The new legal but market driven system was supposed to switch much of that trading to the banks with a rational rationing system imposed on buyers to ensure that each critical sector had a fair share of the cake. It is now apparent that the black market was feeding a far greater share of what it was buying to those wanting luxuries and those wanting to externalise their paper gains, won by shuffling paper in a high inflation environment.
Inflation tends to be the opposite of Robin Hood; it moves wealth from the poor and middle classes to the rich. A lot of cash was sloshing around the homes of this new obscenely rich class of dealers and speculators and they want fancy imported cars and liquor and want nest eggs outside the country, possibly to insure against the day when the law, if only in the form of the tax collectors, catches up with them and they have to flee.

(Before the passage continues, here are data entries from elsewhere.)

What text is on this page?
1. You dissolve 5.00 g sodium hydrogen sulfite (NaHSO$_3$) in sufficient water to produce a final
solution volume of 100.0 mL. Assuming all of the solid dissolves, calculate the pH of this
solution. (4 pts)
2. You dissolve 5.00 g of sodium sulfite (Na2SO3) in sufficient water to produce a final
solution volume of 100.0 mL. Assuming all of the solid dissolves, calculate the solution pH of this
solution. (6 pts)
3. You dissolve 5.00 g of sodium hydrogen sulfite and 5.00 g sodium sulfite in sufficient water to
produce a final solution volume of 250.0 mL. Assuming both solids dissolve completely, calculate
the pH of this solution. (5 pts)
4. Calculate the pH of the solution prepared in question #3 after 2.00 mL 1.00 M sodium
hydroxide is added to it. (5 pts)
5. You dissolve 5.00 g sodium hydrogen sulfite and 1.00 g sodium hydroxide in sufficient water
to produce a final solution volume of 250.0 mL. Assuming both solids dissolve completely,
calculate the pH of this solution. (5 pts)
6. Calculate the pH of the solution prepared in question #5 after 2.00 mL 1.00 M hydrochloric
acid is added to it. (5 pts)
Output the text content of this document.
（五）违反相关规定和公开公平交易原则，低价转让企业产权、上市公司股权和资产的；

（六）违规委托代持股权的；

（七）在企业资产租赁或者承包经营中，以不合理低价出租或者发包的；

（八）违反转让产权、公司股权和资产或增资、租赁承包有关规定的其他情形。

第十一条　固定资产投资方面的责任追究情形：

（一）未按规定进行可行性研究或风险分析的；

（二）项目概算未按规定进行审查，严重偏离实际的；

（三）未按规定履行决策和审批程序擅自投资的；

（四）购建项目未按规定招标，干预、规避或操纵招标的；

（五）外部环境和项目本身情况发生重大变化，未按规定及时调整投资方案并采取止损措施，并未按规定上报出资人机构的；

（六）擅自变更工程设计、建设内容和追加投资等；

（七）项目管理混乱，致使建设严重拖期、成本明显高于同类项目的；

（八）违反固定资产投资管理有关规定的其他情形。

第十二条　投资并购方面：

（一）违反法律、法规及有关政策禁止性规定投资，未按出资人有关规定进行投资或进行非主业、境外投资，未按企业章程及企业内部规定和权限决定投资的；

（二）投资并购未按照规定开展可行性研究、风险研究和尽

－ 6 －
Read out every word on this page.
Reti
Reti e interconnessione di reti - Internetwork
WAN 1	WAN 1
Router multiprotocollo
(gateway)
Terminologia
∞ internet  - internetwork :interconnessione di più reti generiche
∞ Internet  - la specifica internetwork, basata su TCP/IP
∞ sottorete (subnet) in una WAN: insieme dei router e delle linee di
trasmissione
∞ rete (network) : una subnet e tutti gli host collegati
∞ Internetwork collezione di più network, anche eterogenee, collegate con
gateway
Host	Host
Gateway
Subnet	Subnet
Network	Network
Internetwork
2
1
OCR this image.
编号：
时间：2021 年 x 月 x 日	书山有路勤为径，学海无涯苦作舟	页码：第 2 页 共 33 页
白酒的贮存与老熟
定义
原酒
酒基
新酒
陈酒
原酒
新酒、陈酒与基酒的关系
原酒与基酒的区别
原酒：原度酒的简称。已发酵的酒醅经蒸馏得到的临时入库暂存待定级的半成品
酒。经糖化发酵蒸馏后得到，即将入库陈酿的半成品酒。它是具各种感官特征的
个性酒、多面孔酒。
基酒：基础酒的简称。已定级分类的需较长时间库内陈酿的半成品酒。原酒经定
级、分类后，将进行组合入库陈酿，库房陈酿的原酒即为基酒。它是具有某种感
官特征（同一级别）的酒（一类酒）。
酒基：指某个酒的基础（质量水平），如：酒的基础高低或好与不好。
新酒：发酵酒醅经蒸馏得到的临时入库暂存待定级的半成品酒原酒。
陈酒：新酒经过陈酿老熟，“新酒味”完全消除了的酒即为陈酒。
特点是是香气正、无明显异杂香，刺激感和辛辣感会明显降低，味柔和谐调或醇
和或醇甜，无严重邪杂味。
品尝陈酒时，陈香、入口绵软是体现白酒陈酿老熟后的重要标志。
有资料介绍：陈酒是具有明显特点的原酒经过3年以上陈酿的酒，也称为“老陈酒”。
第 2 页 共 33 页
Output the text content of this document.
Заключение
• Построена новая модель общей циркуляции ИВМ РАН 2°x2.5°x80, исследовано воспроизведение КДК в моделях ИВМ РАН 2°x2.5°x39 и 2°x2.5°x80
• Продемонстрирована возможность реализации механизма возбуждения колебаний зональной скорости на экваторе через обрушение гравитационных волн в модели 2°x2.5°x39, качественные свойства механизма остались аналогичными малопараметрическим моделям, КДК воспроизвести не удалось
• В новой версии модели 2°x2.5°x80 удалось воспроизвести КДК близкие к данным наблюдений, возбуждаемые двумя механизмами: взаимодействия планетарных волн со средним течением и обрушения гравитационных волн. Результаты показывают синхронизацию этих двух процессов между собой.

Such people cannot buy currency for luxuries or foreign bank accounts from banks. That money has to go to productive uses, or for critical imports like food and medicine. Yet they had so much wealth in Zimbabwean dollars that they were prepared to pay whatever it took to buy their hard currency, hence the ever rising black market rates. The Reserve Bank of Zimbabwe believes, with some hard evidence, that some in the banking sector are not playing with a straight bat and are succumbing to the temptation of dealing for speculative profit. They too have been pushing up bank rates, and hence in a reverse move forcing the black marketers to push up their rates which the legitimate bankers have to follow.
With fast moving exchange rates there are obvious temptations to the less scrupulous bankers to make a quick fortune, despite the Reserve Bank's efforts to keep this to a minimum by forcing banks to close their books each day. Fuelling the problem has been the fears of the ordinary person, trying to find a way of coping with the horror of daily rises in prices. Such people do tend to retreat into buying black market currency on pay day and selling it in dribs and drabs through the month to buy the basic necessities of life. This market is an effect of inflation, rather than a primary cause, and as inflation drops will diminish drastically.
The bubble in exchange rates has to be pricked, but the main thrust needs to be on hunting down those who wasted so much. Banning imports of certain expensive luxuries would be a good start and being more thorough in border searches to prevent people leaving with more than the modest legal limits in foreign currency would help.
With these pressures out of the markets there is a good chance the benefits of the floating rate will easily outweigh the negatives.